ILLINOIS: Naperville residents say they would rather have a trailer park than an Islamic center in their neighborhood

For years, Hope United Church of Christ advertised on its front lawn plans to build a church on 14 acres it owned just southwest of Naperville, and the minister there says he never heard so much as a peep of displeasure. But now that the church wants to sell the property to a Muslim group, angry protests have erupted.

Chicago Tribune  This time around the Islamic Center of Naperville wants to buy the land and someday build a mosque there, said HOPE’s pastor, the Rev. Timoth Sylvia. In his view, that’s the difference. (DING DING DING. You get the prize)

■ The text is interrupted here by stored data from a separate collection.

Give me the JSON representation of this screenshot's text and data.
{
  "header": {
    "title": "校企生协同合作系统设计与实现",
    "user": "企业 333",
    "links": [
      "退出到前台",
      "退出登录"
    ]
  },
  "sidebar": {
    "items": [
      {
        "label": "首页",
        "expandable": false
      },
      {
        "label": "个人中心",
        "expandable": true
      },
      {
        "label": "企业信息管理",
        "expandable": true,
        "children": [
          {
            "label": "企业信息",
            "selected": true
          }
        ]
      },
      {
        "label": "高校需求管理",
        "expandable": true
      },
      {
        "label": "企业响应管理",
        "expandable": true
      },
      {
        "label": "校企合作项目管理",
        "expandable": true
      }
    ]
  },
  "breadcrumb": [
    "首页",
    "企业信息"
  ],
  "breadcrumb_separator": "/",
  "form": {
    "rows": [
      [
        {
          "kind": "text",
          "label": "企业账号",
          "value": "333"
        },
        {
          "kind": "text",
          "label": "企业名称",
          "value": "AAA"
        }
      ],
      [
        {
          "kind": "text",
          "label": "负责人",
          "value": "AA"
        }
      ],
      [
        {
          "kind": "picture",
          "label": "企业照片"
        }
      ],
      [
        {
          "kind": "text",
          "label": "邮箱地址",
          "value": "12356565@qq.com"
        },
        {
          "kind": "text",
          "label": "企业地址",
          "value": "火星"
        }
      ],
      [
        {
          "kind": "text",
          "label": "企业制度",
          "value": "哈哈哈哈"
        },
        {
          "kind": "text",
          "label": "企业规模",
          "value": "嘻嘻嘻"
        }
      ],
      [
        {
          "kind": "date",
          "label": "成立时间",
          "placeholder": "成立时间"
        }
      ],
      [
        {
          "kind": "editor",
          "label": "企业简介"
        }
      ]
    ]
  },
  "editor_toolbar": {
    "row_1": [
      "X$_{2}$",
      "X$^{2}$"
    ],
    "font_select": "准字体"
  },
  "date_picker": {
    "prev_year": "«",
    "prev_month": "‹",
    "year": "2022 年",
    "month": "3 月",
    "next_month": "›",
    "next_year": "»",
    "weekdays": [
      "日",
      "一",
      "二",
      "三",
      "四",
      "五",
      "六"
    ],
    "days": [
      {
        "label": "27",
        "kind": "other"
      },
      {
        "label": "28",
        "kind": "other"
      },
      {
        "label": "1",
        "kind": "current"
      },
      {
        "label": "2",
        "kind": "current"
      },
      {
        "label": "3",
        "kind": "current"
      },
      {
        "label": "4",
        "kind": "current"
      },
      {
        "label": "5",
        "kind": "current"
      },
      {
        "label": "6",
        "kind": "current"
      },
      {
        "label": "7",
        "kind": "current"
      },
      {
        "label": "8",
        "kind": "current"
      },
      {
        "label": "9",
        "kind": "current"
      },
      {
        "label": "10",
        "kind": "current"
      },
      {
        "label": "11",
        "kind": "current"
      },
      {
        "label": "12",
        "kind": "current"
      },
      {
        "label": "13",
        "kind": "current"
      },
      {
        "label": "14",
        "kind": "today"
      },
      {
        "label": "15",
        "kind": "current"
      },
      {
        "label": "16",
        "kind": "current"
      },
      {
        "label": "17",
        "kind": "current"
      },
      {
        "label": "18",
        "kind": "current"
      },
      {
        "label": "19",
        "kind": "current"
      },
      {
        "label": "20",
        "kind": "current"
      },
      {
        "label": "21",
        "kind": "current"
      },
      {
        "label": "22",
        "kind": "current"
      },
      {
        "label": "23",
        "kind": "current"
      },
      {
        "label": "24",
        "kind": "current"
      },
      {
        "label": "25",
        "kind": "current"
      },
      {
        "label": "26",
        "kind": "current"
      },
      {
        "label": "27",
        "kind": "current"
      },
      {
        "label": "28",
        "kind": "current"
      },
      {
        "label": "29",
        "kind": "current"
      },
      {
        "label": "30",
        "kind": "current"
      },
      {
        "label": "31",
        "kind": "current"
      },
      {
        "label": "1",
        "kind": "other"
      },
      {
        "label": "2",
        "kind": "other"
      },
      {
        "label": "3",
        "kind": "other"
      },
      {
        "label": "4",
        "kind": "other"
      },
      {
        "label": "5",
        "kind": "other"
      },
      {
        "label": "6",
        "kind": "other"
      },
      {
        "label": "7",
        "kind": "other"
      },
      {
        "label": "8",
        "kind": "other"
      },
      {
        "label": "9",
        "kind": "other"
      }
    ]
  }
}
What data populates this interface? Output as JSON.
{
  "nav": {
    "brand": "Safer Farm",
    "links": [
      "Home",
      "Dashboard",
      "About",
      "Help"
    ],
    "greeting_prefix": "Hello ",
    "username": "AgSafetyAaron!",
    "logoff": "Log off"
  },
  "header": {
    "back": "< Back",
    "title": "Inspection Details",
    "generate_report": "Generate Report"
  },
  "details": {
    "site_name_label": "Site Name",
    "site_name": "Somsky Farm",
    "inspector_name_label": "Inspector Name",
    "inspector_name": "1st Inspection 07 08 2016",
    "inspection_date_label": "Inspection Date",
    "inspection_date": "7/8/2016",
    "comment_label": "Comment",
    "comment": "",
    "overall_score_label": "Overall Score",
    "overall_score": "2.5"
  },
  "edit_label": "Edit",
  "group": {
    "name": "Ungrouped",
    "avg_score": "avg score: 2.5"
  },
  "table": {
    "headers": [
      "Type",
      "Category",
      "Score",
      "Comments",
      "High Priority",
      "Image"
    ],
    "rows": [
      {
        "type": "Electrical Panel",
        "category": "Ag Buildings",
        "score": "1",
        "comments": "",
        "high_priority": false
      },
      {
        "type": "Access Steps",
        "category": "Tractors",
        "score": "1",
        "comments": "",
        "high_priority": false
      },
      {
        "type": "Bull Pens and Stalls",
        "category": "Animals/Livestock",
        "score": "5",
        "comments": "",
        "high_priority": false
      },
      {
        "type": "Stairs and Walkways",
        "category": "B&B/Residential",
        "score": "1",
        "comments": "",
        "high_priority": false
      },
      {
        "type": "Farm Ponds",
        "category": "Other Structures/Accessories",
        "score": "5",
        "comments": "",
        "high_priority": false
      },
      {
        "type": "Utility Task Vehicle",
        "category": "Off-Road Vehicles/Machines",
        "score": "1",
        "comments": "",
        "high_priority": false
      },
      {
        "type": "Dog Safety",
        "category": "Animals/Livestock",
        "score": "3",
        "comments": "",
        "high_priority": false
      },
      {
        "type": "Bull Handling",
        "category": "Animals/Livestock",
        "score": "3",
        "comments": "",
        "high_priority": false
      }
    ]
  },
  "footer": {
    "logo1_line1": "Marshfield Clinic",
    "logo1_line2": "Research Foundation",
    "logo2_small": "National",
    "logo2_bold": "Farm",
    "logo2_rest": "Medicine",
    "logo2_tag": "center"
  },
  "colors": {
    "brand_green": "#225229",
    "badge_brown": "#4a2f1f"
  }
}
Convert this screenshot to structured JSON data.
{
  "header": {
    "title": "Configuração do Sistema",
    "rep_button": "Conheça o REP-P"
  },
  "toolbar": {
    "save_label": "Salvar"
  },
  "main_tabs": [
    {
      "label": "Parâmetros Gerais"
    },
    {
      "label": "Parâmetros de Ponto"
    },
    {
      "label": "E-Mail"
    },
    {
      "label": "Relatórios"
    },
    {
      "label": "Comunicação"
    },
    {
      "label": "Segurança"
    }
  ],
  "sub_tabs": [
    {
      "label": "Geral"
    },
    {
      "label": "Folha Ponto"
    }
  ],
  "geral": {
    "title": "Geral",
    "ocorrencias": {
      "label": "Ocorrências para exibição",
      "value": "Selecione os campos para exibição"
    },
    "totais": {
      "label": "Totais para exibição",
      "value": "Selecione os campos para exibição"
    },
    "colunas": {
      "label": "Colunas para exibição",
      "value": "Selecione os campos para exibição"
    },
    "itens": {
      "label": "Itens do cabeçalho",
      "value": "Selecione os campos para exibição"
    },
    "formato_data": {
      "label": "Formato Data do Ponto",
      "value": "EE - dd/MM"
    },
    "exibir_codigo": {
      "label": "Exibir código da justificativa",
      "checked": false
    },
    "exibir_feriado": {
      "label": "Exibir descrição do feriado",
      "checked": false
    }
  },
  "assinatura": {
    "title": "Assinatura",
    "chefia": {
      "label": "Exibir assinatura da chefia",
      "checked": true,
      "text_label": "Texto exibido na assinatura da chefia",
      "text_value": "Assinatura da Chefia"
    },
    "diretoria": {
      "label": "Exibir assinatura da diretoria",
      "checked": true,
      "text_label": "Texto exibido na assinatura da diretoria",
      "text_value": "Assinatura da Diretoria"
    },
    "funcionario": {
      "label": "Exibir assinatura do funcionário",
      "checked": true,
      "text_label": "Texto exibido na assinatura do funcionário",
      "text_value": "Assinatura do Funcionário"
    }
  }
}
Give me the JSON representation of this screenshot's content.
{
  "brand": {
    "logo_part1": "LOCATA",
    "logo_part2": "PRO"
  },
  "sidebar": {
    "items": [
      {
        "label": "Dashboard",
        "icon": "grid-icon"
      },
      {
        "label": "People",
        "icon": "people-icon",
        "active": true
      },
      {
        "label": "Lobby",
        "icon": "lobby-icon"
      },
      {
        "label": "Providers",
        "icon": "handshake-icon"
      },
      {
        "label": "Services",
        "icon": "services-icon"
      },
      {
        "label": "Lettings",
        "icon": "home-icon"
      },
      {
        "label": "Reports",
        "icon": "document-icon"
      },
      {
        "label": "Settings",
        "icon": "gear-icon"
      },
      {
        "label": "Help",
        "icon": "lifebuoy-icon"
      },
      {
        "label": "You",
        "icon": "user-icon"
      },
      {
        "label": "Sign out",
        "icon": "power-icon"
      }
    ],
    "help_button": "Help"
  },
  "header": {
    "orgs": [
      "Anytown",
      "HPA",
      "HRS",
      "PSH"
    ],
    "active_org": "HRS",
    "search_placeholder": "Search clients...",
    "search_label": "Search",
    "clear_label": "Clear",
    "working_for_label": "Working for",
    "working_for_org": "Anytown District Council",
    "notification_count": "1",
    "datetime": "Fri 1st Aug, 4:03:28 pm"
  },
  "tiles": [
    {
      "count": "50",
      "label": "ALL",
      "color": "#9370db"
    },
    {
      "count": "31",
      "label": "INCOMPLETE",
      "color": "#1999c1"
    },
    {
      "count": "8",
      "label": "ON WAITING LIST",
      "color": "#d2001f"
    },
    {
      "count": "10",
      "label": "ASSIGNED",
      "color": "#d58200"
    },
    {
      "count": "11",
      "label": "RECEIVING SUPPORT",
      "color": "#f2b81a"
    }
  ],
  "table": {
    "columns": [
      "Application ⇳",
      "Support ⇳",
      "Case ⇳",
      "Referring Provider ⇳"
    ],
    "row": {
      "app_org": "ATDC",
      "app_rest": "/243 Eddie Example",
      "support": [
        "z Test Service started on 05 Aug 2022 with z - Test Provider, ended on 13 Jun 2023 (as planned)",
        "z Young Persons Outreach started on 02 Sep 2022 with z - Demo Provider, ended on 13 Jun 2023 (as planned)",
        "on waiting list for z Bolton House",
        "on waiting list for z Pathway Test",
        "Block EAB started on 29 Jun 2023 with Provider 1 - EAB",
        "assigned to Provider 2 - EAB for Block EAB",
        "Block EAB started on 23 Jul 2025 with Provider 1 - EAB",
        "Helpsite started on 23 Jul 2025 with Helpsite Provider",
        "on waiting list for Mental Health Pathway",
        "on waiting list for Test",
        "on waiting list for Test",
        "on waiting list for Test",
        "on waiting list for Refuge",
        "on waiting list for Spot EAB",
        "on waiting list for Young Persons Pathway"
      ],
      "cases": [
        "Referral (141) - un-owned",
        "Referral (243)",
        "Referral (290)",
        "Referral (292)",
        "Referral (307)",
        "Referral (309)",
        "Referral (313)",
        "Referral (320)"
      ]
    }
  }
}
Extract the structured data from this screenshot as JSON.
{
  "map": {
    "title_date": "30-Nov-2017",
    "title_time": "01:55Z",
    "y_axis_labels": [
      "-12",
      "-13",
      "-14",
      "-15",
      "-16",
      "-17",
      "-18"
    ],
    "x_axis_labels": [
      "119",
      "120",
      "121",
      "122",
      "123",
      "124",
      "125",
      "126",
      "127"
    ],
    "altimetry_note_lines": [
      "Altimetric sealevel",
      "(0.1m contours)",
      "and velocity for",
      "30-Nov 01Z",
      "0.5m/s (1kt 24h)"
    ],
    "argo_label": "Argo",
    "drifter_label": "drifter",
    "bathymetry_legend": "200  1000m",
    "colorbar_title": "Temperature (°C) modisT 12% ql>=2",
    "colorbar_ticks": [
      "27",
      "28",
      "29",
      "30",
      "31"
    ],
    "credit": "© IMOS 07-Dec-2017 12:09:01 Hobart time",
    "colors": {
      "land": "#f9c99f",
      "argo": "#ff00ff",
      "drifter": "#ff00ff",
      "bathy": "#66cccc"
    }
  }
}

“This display of true ignorance … breaks my heart, raises my concern and honestly angers me,” Sylvia wrote to parishioners and friends earlier this week. “The Islamic Center of Naperville has had to fight so hard for all that they have, and this next chapter of their story appears as if it may play out just as difficult as the others.” (Well, boo fricken hoo)

Will County records indicate an Islamic religious studies center is being considered in unincorporated land near Aurora, but no formal proposals have been submitted. The Islamic Center says it wants to hold gatherings on the property and use the home located there as an office — just as HOPE United has done in the past.

“I’d prefer a trailer park,” said Richard Wylie, a nearby resident. “It would be a lower frequency of people coming and going.” Tim Dever, another resident, doubted that the Muslim group is “sincere in their true intent for the property. I think we should require full detailed plans and full intent before annexing anything.” Brad Knell, who also lives near the property, said the proposed annexation is a “Trojan horse” for eventually building a large structure. “The annexation is going to cost money,” Knell said, “and it is going to cost us all money.”

Sylvia said he wasn’t surprised when large handwritten signs started popping up on church property warning passersby to “Vote No to Mosque on 248.” But one sign that Sylvia said made a derogatory reference to Muslim headscarves still shocked him, he said Thursday. (Headbags? Why is that derogatory, that’s what they are?)

If recent Muslim population projections are an indication, it’s reasonable to expect more proposals for Islamic prayer centers, experts say. About 120 mosques exist in the Chicago area, according to the Council of Islamic Organizations of Greater Chicago. (Then you don’t need anymore. SCRAM!)